Désordre dans le bâtiment sanitaire d’un camping : quelle responsabilité ?

Désordre dans le bâtiment sanitaire d’un camping : quelle responsabilité ?

Le désordre consiste en l'absence d'écoulement des eaux de lavage entraînant leur stagnation à raison d'un défaut de pente. Mais le maître d’ouvrage n’a pas réceptionné les travaux…
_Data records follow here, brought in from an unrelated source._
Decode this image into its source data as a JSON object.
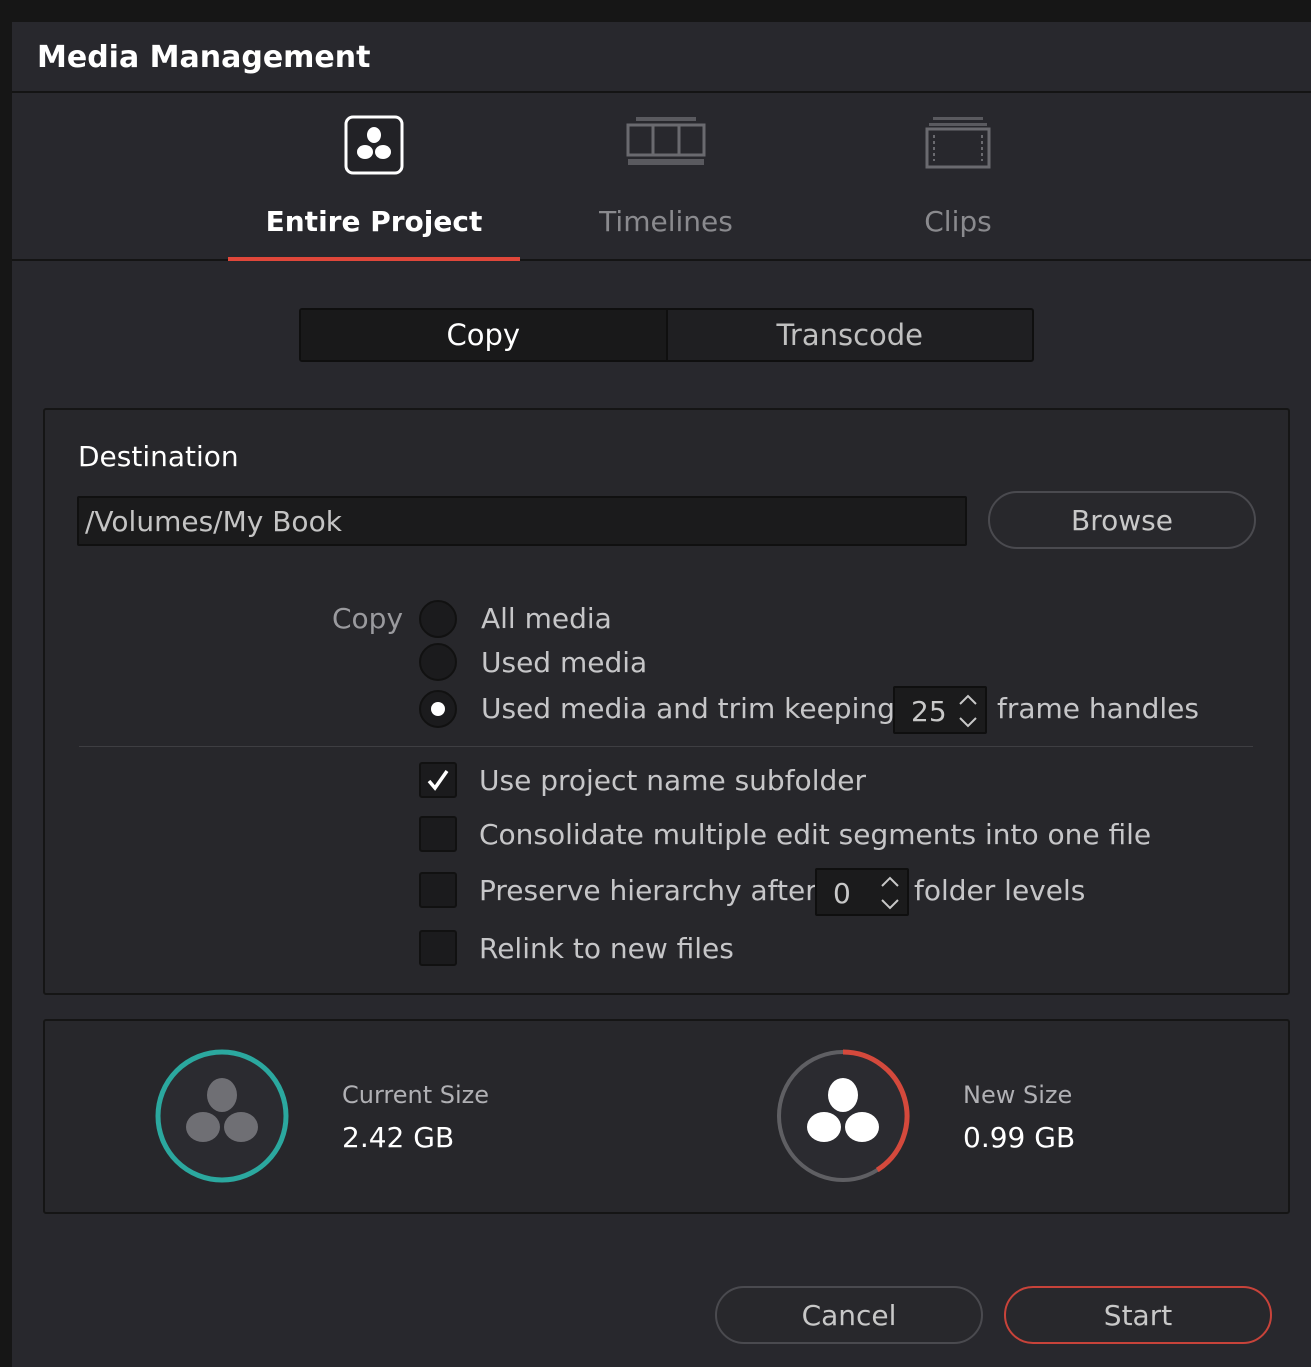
{
  "window": {
    "title": "Media Management"
  },
  "modes": [
    {
      "label": "Entire Project",
      "icon": "resolve-logo-icon",
      "active": true
    },
    {
      "label": "Timelines",
      "icon": "timeline-icon",
      "active": false
    },
    {
      "label": "Clips",
      "icon": "clip-icon",
      "active": false
    }
  ],
  "segment": {
    "copy_label": "Copy",
    "transcode_label": "Transcode",
    "selected": "Copy"
  },
  "destination": {
    "label": "Destination",
    "path": "/Volumes/My Book",
    "browse_label": "Browse"
  },
  "copy_options": {
    "label": "Copy",
    "all_media": "All media",
    "used_media": "Used media",
    "used_trim": "Used media and trim keeping",
    "handles_value": "25",
    "handles_suffix": "frame handles",
    "selected": "Used media and trim keeping"
  },
  "checkboxes": {
    "subfolder": {
      "label": "Use project name subfolder",
      "checked": true
    },
    "consolidate": {
      "label": "Consolidate multiple edit segments into one file",
      "checked": false
    },
    "preserve": {
      "label": "Preserve hierarchy after",
      "value": "0",
      "suffix": "folder levels",
      "checked": false
    },
    "relink": {
      "label": "Relink to new files",
      "checked": false
    }
  },
  "sizes": {
    "current_label": "Current Size",
    "current_value": "2.42 GB",
    "new_label": "New Size",
    "new_value": "0.99 GB",
    "new_ratio": 0.41,
    "current_ring_color": "#2ba89f",
    "new_ring_color": "#d4493c"
  },
  "footer": {
    "cancel_label": "Cancel",
    "start_label": "Start"
  }
}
Courant 2012, la SAS Flower Exploitation Campings (ci-après Flower Campings) a fait procéder, en qualité de maître de l'ouvrage, par la société E., à des travaux de construction d'un bâtiment sanitaire à usage de sa clientèle. Le 20 juillet 2012, Flower Campings a signalé à la société E. un désordre consistant en l'absence d'écoulement des eaux de lavage entraînant leur stagnation à raison d'un défaut de pente.

 

A défaut de reprise amiable, Flower Campings a sollicité du juge des référés du tribunal de grande instance du Havre une mesure d'expertise et, par ordonnance du 17 septembre 2013, Monsieur T. a été désigné en qualité d'expert.

 

Suite au rapport d’expertise, le tribunal de commerce de terre et de mer du Havre a condamné la société E. à payer à la société Flower Campings la somme de 43.790,50 € au titre des travaux de reprise. L’affaire va en appel.

 

Impropriété à destination liée au risque de chute et à l'absence d'hygiène

 

La Cour reprend les termes de l'article 1792 du code civil qui dispose que : « Tout constructeur d'un ouvrage est responsable de plein droit envers le maître ou l'acquéreur de l'ouvrage, des dommages […] qui […] le rendent impropre à sa destination. ».

 

L'expert déclare dans son rapport qu'en raison de l'absence de pente de la chape, l'eau projetée au sol lors de l'utilisation des douches ou de l'entretien du bloc stagne au lieu de s'écouler naturellement, ce qui engendre une impropriété à destination liée au risque de chute de la clientèle et à l'absence d'hygiène. L'eau stagnante entraîne par ailleurs un gondolement et un pourrissement des bois de structure, des poutres, et des plinthes de ce bloc sanitaire.

 

En ce sens, l'expert a indiqué que le désordre présentait les caractéristiques d'un désordre décennal, ce qui n'est pas contesté. En revanche, la question de savoir si la responsabilité décennale des constructeurs est engagée au titre de ce désordre nécessite, ainsi que l'indique société E, de déterminer si l'ouvrage a bien été réceptionné.

 

L'article 1792-6 du Code Civil dispose que : « La réception est l'acte par lequel le maître de l'ouvrage déclare accepter l'ouvrage avec ou sans réserves. » La société E. demande à la Cour de reconnaître l'existence d'une réception tacite et de condamner en conséquence son assureur décennal en garantie.

 

Pas de réception tacite sans volonté non équivoque de recevoir l'ouvrage

 

L'existence d'une réception tacite suppose l'expression d'une volonté non équivoque de recevoir l'ouvrage. Cette réception est présumée dans l'hypothèse d'une prise de possession non équivoque de l'ouvrage et d'un règlement total ou quasi-total du prix des travaux.

 

Il revient à la société E., qui soutient l'existence d'une réception tacite, d'apporter la preuve que les conditions d'établissement de cette présomption sont réunies, étant précisé que le maître de l'ouvrage reste taisant sur ce point devant la cour d'appel.

 

Mais la société E.,  ne démontre pas l'existence d'un paiement intégral ou quasi-intégral du prix de l'ouvrage puisqu’elle reconnaît elle-même, par voie de conclusions, que la facture de 6.525, 37 euros, émise le 29 juin 2012 n'a pas été réglée.

 

Or, cette seule facture représente en elle-même 14 % du coût total de l'ouvrage, et il convient d'y ajouter la facture de 1.069, 22 euros qui est postérieure aux derniers paiements reçus et n'a donc manifestement pas été réglée. Par ailleurs, la prise de possession est équivoque puisque la date de fin des travaux n'est pas établie.

 

La volonté du maître de l'ouvrage de recevoir l'ouvrage est donc équivoque. Dès lors, le fondement décennal des demandes formées à l'encontre de la société E.,  ne peut être retenu. Par conséquent, la responsabilité de son assureur décennal ne saurait être engagée. La Cour condamne donc la société E. à indemniser la société Flower Campings au titre des travaux de reprise, mais elle met son assureur hors de cause.